GPT-4o System Card
What this is
GPT-4o is an autoregressive omni model released by OpenAI on August 8, 2024, accepting any combination of text, audio, image, and video as input and generating text, audio, and image outputs. It is trained end-to-end across all modalities through a single neural network, replacing the pipeline approach of prior models. It matches GPT-4 Turbo performance on English text and code, improves significantly on non-English languages, and is 50% cheaper in the API.
Capabilities
GPT-4o responds to audio inputs in as little as 232 milliseconds (average 320 ms), comparable to human conversational response time. On MedQA USMLE 4-option 0-shot, it scores 89.4% versus 78.2% for GPT-4 Turbo, exceeding specialized medical models such as Med-Gemini-L 1.0 at 84.0%. On ARC-Easy-Hausa, accuracy rises from 6.1% with GPT-3.5 Turbo to 71.4%. The card does not specify a context window size.
Evaluation methodology
Existing text-based evaluation datasets were converted to audio using OpenAI's Voice Engine TTS system; outputs were scored on their text transcriptions, except for voice-specific evaluations such as voice cloning detection. External red teaming ran across four phases from early March to late June 2024, involving more than 100 red teamers speaking 45 languages across 29 countries, progressing from early checkpoints to final candidates tested via the iOS Advanced Voice Mode. The card acknowledges that TTS conversion may not capture the diversity of real user audio inputs (accents, intonation, background noise) and that transcript-based scoring may miss audio-specific artifacts such as background sounds or out-of-distribution voices.
Safety testing
OpenAI evaluated GPT-4o under its Preparedness Framework across four risk categories: cybersecurity, CBRN, persuasion, and model autonomy. Cybersecurity scored Low: the model completed 19% of high-school, 0% of collegiate, and 1% of professional CTF challenges. Biological threats scored Low based on uplift studies with experts and novices, with GPT-4o scoring 69% consensus@10 on a tacit knowledge and troubleshooting evaluation. Persuasion scored Medium: the text modality "marginally crossed into medium risk threshold from low risk," exceeding human-written content in 3 of 12 instances, though voice was classified as low risk with AI conversations at 65% of human effect size on opinion shift.
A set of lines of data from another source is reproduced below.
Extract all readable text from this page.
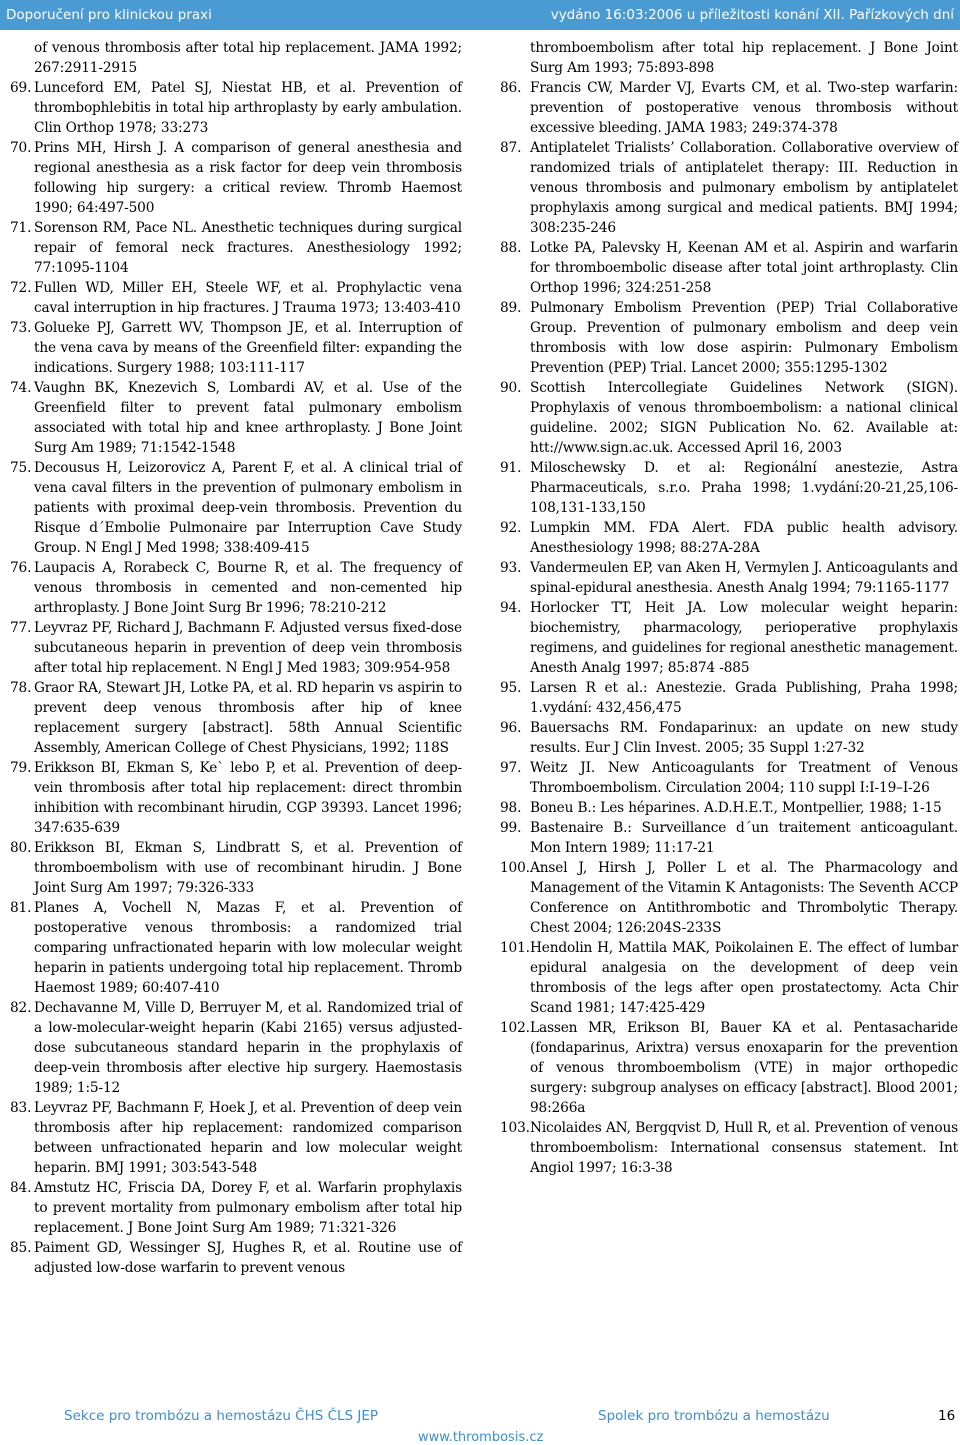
Doporučení pro klinickou praxi	vydáno 16:03:2006 u příležitosti konání XII. Pařízkových dní
of venous thrombosis after total hip replacement. JAMA 1992; 267:2911-2915
69. Lunceford EM, Patel SJ, Niestat HB, et al. Prevention of thrombophlebitis in total hip arthroplasty by early ambulation. Clin Orthop 1978; 33:273
70. Prins MH, Hirsh J. A comparison of general anesthesia and regional anesthesia as a risk factor for deep vein thrombosis following hip surgery: a critical review. Thromb Haemost 1990; 64:497-500
71. Sorenson RM, Pace NL. Anesthetic techniques during surgical repair of femoral neck fractures. Anesthesiology 1992; 77:1095-1104
72. Fullen WD, Miller EH, Steele WF, et al. Prophylactic vena caval interruption in hip fractures. J Trauma 1973; 13:403-410
73. Golueke PJ, Garrett WV, Thompson JE, et al. Interruption of the vena cava by means of the Greenfield filter: expanding the indications. Surgery 1988; 103:111-117
74. Vaughn BK, Knezevich S, Lombardi AV, et al. Use of the Greenfield filter to prevent fatal pulmonary embolism associated with total hip and knee arthroplasty. J Bone Joint Surg Am 1989; 71:1542-1548
75. Decousus H, Leizorovicz A, Parent F, et al. A clinical trial of vena caval filters in the prevention of pulmonary embolism in patients with proximal deep-vein thrombosis. Prevention du Risque d´Embolie Pulmonaire par Interruption Cave Study Group. N Engl J Med 1998; 338:409-415
76. Laupacis A, Rorabeck C, Bourne R, et al. The frequency of venous thrombosis in cemented and non-cemented hip arthroplasty. J Bone Joint Surg Br 1996; 78:210-212
77. Leyvraz PF, Richard J, Bachmann F. Adjusted versus fixed-dose subcutaneous heparin in prevention of deep vein thrombosis after total hip replacement. N Engl J Med 1983; 309:954-958
78. Graor RA, Stewart JH, Lotke PA, et al. RD heparin vs aspirin to prevent deep venous thrombosis after hip of knee replacement surgery [abstract]. 58th Annual Scientific Assembly, American College of Chest Physicians, 1992; 118S
79. Erikkson BI, Ekman S, Ke` lebo P, et al. Prevention of deep-vein thrombosis after total hip replacement: direct thrombin inhibition with recombinant hirudin, CGP 39393. Lancet 1996; 347:635-639
80. Erikkson BI, Ekman S, Lindbratt S, et al. Prevention of thromboembolism with use of recombinant hirudin. J Bone Joint Surg Am 1997; 79:326-333
81. Planes A, Vochell N, Mazas F, et al. Prevention of postoperative venous thrombosis: a randomized trial comparing unfractionated heparin with low molecular weight heparin in patients undergoing total hip replacement. Thromb Haemost 1989; 60:407-410
82. Dechavanne M, Ville D, Berruyer M, et al. Randomized trial of a low-molecular-weight heparin (Kabi 2165) versus adjusted-dose subcutaneous standard heparin in the prophylaxis of deep-vein thrombosis after elective hip surgery. Haemostasis 1989; 1:5-12
83. Leyvraz PF, Bachmann F, Hoek J, et al. Prevention of deep vein thrombosis after hip replacement: randomized comparison between unfractionated heparin and low molecular weight heparin. BMJ 1991; 303:543-548
84. Amstutz HC, Friscia DA, Dorey F, et al. Warfarin prophylaxis to prevent mortality from pulmonary embolism after total hip replacement. J Bone Joint Surg Am 1989; 71:321-326
85. Paiment GD, Wessinger SJ, Hughes R, et al. Routine use of adjusted low-dose warfarin to prevent venous
thromboembolism after total hip replacement. J Bone Joint Surg Am 1993; 75:893-898
86. Francis CW, Marder VJ, Evarts CM, et al. Two-step warfarin: prevention of postoperative venous thrombosis without excessive bleeding. JAMA 1983; 249:374-378
87. Antiplatelet Trialists’ Collaboration. Collaborative overview of randomized trials of antiplatelet therapy: III. Reduction in venous thrombosis and pulmonary embolism by antiplatelet prophylaxis among surgical and medical patients. BMJ 1994; 308:235-246
88. Lotke PA, Palevsky H, Keenan AM et al. Aspirin and warfarin for thromboembolic disease after total joint arthroplasty. Clin Orthop 1996; 324:251-258
89. Pulmonary Embolism Prevention (PEP) Trial Collaborative Group. Prevention of pulmonary embolism and deep vein thrombosis with low dose aspirin: Pulmonary Embolism Prevention (PEP) Trial. Lancet 2000; 355:1295-1302
90. Scottish Intercollegiate Guidelines Network (SIGN). Prophylaxis of venous thromboembolism: a national clinical guideline. 2002; SIGN Publication No. 62. Available at: htt://www.sign.ac.uk. Accessed April 16, 2003
91. Miloschewsky D. et al: Regionální anestezie, Astra Pharmaceuticals, s.r.o. Praha 1998; 1.vydání:20-21,25,106-108,131-133,150
92. Lumpkin MM. FDA Alert. FDA public health advisory. Anesthesiology 1998; 88:27A-28A
93. Vandermeulen EP, van Aken H, Vermylen J. Anticoagulants and spinal-epidural anesthesia. Anesth Analg 1994; 79:1165-1177
94. Horlocker TT, Heit JA. Low molecular weight heparin: biochemistry, pharmacology, perioperative prophylaxis regimens, and guidelines for regional anesthetic management. Anesth Analg 1997; 85:874 -885
95. Larsen R et al.: Anestezie. Grada Publishing, Praha 1998; 1.vydání: 432,456,475
96. Bauersachs RM. Fondaparinux: an update on new study results. Eur J Clin Invest. 2005; 35 Suppl 1:27-32
97. Weitz JI. New Anticoagulants for Treatment of Venous Thromboembolism. Circulation 2004; 110 suppl I:I-19–I-26
98. Boneu B.: Les héparines. A.D.H.E.T., Montpellier, 1988; 1-15
99. Bastenaire B.: Surveillance d´un traitement anticoagulant. Mon Intern 1989; 11:17-21
100. Ansel J, Hirsh J, Poller L et al. The Pharmacology and Management of the Vitamin K Antagonists: The Seventh ACCP Conference on Antithrombotic and Thrombolytic Therapy. Chest 2004; 126:204S-233S
101. Hendolin H, Mattila MAK, Poikolainen E. The effect of lumbar epidural analgesia on the development of deep vein thrombosis of the legs after open prostatectomy. Acta Chir Scand 1981; 147:425-429
102. Lassen MR, Erikson BI, Bauer KA et al. Pentasacharide (fondaparinus, Arixtra) versus enoxaparin for the prevention of venous thromboembolism (VTE) in major orthopedic surgery: subgroup analyses on efficacy [abstract]. Blood 2001; 98:266a
103. Nicolaides AN, Bergqvist D, Hull R, et al. Prevention of venous thromboembolism: International consensus statement. Int Angiol 1997; 16:3-38
Sekce pro trombózu a hemostázu ČHS ČLS JEP	Spolek pro trombózu a hemostázu	16
www.thrombosis.cz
Model autonomy scored Low: GPT-4o scored 0% on autonomous replication and adaptation tasks across 100 trials, and Apollo Research concluded it is "unlikely" capable of catastrophic scheming.
Mitigations
GPT-4o is post-trained to refuse unauthorized voice generation, speaker identification requests, ungrounded inference about speaker traits, and disallowed content across audio modalities. A streaming output classifier catches 100% of meaningful deviations from approved preset voices, with English precision 0.96 and recall 1.0. The existing moderation classifier runs over text transcriptions of both audio inputs and outputs to block erotic, violent, and other high-severity categories. Pre-training data was filtered using the Moderation API for CSAM, hateful content, violence, and CBRN material.
Deployment and access
GPT-4o is available through the ChatGPT interface and the OpenAI API at 50% lower cost than GPT-4 Turbo; Advanced Voice Mode was in limited alpha on iOS at the time of publication. The card does not specify a formal license. OpenAI enforces its Usage Policies — which prohibit intentional deception and circumvention of safeguards — through monitoring in both ChatGPT and the API. External red teaming of the GPT-4o API was described as ongoing at time of writing.
Limitations
The card flags degraded safety robustness under low-quality audio, background noise, echoes, and intentional or unintentional interruptions as a known weakness with mitigations described as "nascent or still in development." Red teamers elicited misinformation and conspiracy theories via audio, with concern that audio delivery "may be more persuasive or harmful" than the same content in text. Non-English audio outputs sometimes use a non-native accent, raising concerns about bias. Medical evaluations measure clinical knowledge only and "do not measure utility in real-world workflows," and many benchmarks are described as "increasingly saturated."
What's new
GPT-4o extends GPT-4 Turbo with native end-to-end audio and video modalities processed by a single unified neural network rather than a pipeline, and adds low-latency speech-to-speech via Advanced Voice Mode. It substantially improves non-English language performance, for example narrowing the English-to-Hausa ARC-Easy gap from roughly 54 percentage points (GPT-3.5 Turbo) to under 20. The card does not include a formal version changelog beyond these capability deltas.